Todas as falas e ações de impacto do gestor de Porto Alegre não têm relação com o que ele deveria fazer, por obrigação, para que cumpra a delegação que recebeu do eleitor.

Tudo o que ele diz ou faz (e que geralmente tem relação com sua vida pessoal ou alguma barbeiragem) não altera em nada o abandono da cidade.

Porto Alegre não precisa saber se o prefeito dança bem ou se é um sujeito afetivo. Os moradores de todo o Estado, e não só os da Capital, querem um administrador com determinação para pelo menos tapar buracos, e não um performático desastrado ou um gestor de demandas do setor privado.

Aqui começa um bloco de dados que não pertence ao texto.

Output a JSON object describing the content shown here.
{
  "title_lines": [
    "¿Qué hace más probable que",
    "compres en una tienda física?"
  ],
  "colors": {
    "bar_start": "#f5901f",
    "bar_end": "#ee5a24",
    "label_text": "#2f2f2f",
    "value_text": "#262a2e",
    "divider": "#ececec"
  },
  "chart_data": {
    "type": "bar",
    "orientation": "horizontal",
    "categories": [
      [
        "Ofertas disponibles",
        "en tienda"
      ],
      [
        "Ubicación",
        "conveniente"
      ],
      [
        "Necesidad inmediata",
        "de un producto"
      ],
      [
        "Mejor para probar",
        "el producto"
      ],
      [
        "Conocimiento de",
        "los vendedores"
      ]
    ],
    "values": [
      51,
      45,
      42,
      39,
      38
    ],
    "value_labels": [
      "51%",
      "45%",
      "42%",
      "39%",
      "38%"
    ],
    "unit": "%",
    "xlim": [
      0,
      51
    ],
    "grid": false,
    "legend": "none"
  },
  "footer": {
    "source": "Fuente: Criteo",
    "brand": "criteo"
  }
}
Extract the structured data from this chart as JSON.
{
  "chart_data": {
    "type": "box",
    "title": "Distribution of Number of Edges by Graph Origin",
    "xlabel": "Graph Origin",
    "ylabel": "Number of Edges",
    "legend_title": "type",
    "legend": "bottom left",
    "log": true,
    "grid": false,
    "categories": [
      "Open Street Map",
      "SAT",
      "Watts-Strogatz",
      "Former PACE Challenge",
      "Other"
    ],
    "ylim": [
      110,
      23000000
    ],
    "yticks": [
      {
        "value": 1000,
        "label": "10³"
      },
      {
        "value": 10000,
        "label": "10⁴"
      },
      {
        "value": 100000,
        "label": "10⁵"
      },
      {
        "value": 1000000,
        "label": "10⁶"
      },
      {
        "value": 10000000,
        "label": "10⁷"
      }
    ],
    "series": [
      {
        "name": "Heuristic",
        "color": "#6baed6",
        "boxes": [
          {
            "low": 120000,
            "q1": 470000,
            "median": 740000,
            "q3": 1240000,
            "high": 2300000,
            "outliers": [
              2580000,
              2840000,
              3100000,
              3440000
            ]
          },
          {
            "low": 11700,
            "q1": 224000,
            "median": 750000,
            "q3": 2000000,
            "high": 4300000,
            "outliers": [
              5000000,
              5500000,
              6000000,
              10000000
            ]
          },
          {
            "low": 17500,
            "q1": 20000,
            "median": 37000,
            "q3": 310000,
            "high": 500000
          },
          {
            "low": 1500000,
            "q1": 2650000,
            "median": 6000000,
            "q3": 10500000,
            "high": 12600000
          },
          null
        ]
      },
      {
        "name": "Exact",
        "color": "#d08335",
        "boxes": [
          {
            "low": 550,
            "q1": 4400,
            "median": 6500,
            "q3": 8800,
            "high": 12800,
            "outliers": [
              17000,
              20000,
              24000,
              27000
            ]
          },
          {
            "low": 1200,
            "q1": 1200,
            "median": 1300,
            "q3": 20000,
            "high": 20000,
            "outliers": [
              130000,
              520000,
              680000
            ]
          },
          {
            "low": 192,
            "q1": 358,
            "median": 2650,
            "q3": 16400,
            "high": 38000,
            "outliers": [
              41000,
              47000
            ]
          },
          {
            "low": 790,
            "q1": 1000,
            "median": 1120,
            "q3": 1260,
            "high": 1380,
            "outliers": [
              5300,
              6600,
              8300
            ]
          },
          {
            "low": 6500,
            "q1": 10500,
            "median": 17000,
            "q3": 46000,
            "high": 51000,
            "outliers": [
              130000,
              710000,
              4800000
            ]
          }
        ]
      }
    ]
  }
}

O gestor deve assumir sua tarefa de administrar Porto Alegre ou desistir, como muitos homens públicos desistem. Renunciar pode ser mais digno do que insistir no que não faz por falta de capacidade para conversar e ceder e por incompetência mesmo.

O gestor não tem a mínima empatia com a cidade e seus dramas. Tampouco com a própria base de apoio na Câmara e com eventuais aliados nos governos estadual e federal.

O prefeito é um solitário na companhia do MBL e não se entende nem com quem o inventou como ‘novidade’ da política.

Depois do vexame da convocação da Força Nacional e da sequência de desastres nas relações com assessores, com servidores e com a população, o prefeito deveria pensar seriamente na hipótese da renúncia.